Mirrored digit classification (Added 2nd rendition of MATLAB to fix typos [not in the code itself -- in the comments] because I made this program at 3 A.M, and I like grammar.)
Author: Eva Panin, Northeastern University
% REQUIRES DEEP LEARNING TOOLBOX
% The handwritten digits images from MATLAB Deep Lerning (DL) toolbox are utilized.
% These images were originally cropped and centered, reducing the solution space.
% The calssification (identification) of images can be done with a relatively simple network, as demonstrated in MATLAB DL tool examples.
% The program shows that there is tremendeous bias in data with respect to mirrored writting.
% The bias is demonstrated through the simulation of mirrored images, images flipped in left-right direction.
% The program shows that mirrored digits 3 and 5 cannot be identified by the network, trained on the original images. Bias can be removed by data augmentation, which should include image reflection. Otherwise, regular Affine transformation of original images for network training will improve indentification of mirrored digits besides the mirrored 5.

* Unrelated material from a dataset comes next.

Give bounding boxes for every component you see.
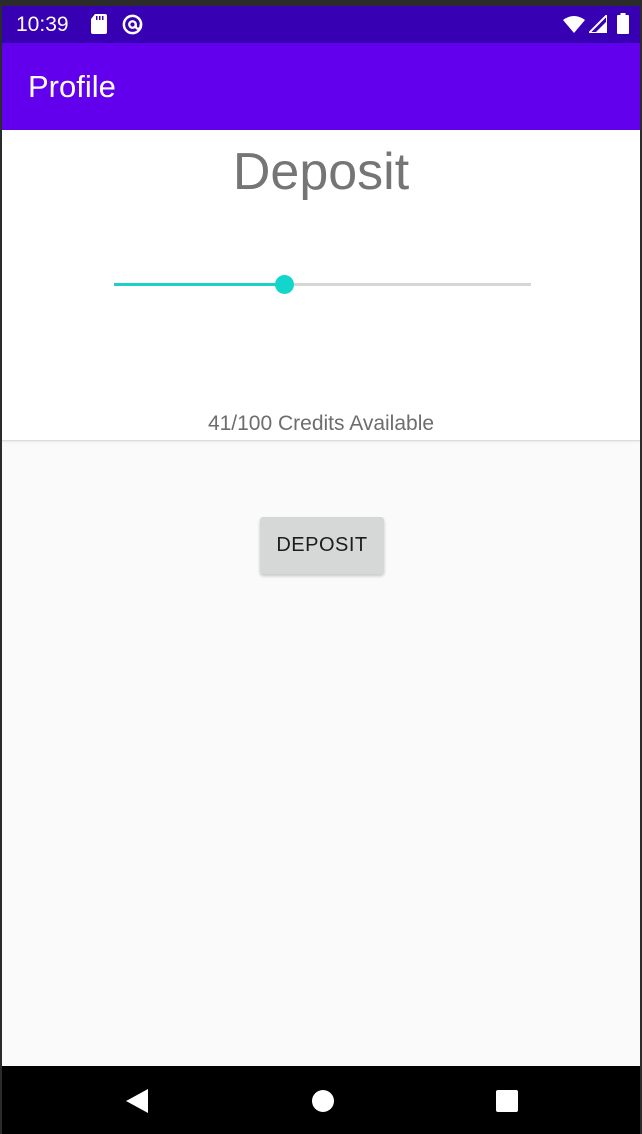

% The specific data augmentation can be useful in handwriting conversion into digital format. Since mirrored writing is typical in children and brain-damaged adults (Parkinson's disease, tremors, spino-cerebellular degredation), this program can be helpful in grading of tests, scanning documents, etc. Also, mirrored handwriting is an early sign of mental decline in eldery adults. Software analysis of their handwriting can be usful in prediction of aging outcomes.
% The program consists of three steps:
% First, it shows that a trained network can classify images from the original data, serving as test images, which were not present in the training set. I removed 100 images from the original data (the digit 3), since this is the most common mirrored image.
%Second, the test mirrored images were created from the original images by horizontal reflections. The nework was trained on full original data (non-mirrored images, all 500 images of 3 are included). Classification is shown for all mirrored digits from 0 to 9. The distribution of misclassification is graphed. Exmaples of the images and corresponding mis-labels are provided. The network cannot correctly classify mirror digits 3 and 5.
%The last network is trained again on the original data set and data augmentation by rotation and reflection. Classification is shown for all mirror digits from 0 to 9 for this newly trained network. MATLAB augmentation tool is used (reflect + flip images). Augmentation is performed during training, so the user does not need to create augmented images before training.